Matt Barnes open to continuing contract extension talks

For the second straight year, Matt Barnes and the Red Sox discussed the possibility of a contract extension in spring training. Though those conversations did not end in an agreement, Barnes — eligible for free agency after this season — said he was open to contract talks with the club during the season.

Matt Barnes is second in the American League with 14 saves.
Matt Barnes is second in the American League with 14 saves.MARK STOCKWELL FOR THE BOSTON GLOBE

“There were numbers exchanged [in spring training]. It was definitely serious enough. It wasn’t just one or two phone calls,” said Barnes. “Absolutely, I would be open to [discussing an extension], but I can tell you firmly nothing has happened. We haven’t had any discussions since spring training.

“I’ve always been a firm believer that listening to information is always free, whether that’s in baseball or life,” Barnes added. “If they want to have a conversation, I’m sure that’s something my agent and I can discuss and see if anything comes of that. But as of right now, nothing has happened.”

Barnes, who turns 31 next week, is amidst an All-Star-caliber campaign in his first extended run as a closer. He is second in the American League with 14 saves and a 49.5 percent strikeout rate. Opponents have a .136 average, .200 on-base, and .227 slugging mark against him.

What’s next for Chris Sale?

If Chris Sale’s 25-pitch bullpen session at Fenway on Tuesday represented the equivalent of a pitcher in late-January form, roughly a week or two away from the start of spring training in his throwing program, what lies ahead for the lefthander?


What's the next step for Chris Sale?
What's the next step for Chris Sale? Matthew J Lee/Globe staff

“[His bullpen sessions] will increase by duration, they will increase by intensity, he’ll add more and more off-speed pitches, at some point he’ll do an up-and-down, and then he’ll face hitters,” outlined pitching coach Dave Bush. “I don’t know the dates for each of those steps, but that’s the path we’re on. Once all that happens, he’ll start a rehab assignment and build up from there.”

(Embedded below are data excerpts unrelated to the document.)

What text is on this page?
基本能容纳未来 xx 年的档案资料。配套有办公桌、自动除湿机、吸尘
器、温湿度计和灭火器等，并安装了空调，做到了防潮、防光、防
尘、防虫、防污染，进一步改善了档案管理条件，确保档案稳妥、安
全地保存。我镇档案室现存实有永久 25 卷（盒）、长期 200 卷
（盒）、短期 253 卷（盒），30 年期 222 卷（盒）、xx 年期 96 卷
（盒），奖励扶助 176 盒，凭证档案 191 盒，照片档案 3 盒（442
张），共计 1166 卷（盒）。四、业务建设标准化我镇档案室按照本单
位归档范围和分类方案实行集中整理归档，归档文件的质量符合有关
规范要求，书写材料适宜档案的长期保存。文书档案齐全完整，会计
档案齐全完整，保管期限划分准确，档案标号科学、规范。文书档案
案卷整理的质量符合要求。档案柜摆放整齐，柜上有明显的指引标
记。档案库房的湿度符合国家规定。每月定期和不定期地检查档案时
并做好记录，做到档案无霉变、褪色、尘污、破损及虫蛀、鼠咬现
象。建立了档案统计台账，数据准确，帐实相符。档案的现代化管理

The Red Sox have been extremely encouraged by Sale’s recent progress.

“For the first time in a long time, we’re talking about pitching,” said Bush. “We’re not talking about a body part that is not feeling good.”

Alex Verdugo sits again

Alex Verdugo missed a second straight game with what Cora characterized as tightness in the outfielder’s back. The manager said that he expects Verdugo to be back in the lineup on Thursday . . . Catcher Kevin Plawecki, who left Tuesday’s game with a jaw contusion from a pitch that kicked off the dirt, told Cora that he’s having some difficulty chewing with the left side of his mouth but is otherwise fine. He was available on Wednesday, but did not play in the 8-3 loss . . . With Plawecki out on Tuesday night, gameplanning coordinator Jason Varitek lent a hand by squatting behind the plate to warm up pitchers between innings. “Before he went out, he said, ‘God help me,’ ” laughed Cora. “It’s not that easy. But he’s the captain, man. He’s willing to do whatever for this team” . . . The Red Sox announced plans to celebrate Boston’s LGBTQ community with Pride Night on Thursday. The first 1,000 fans who purchase tickets at redsox.com/pride will receive a free Progress Pride “B” T-shirt. Proceeds from the sales will benefit Boston Pride.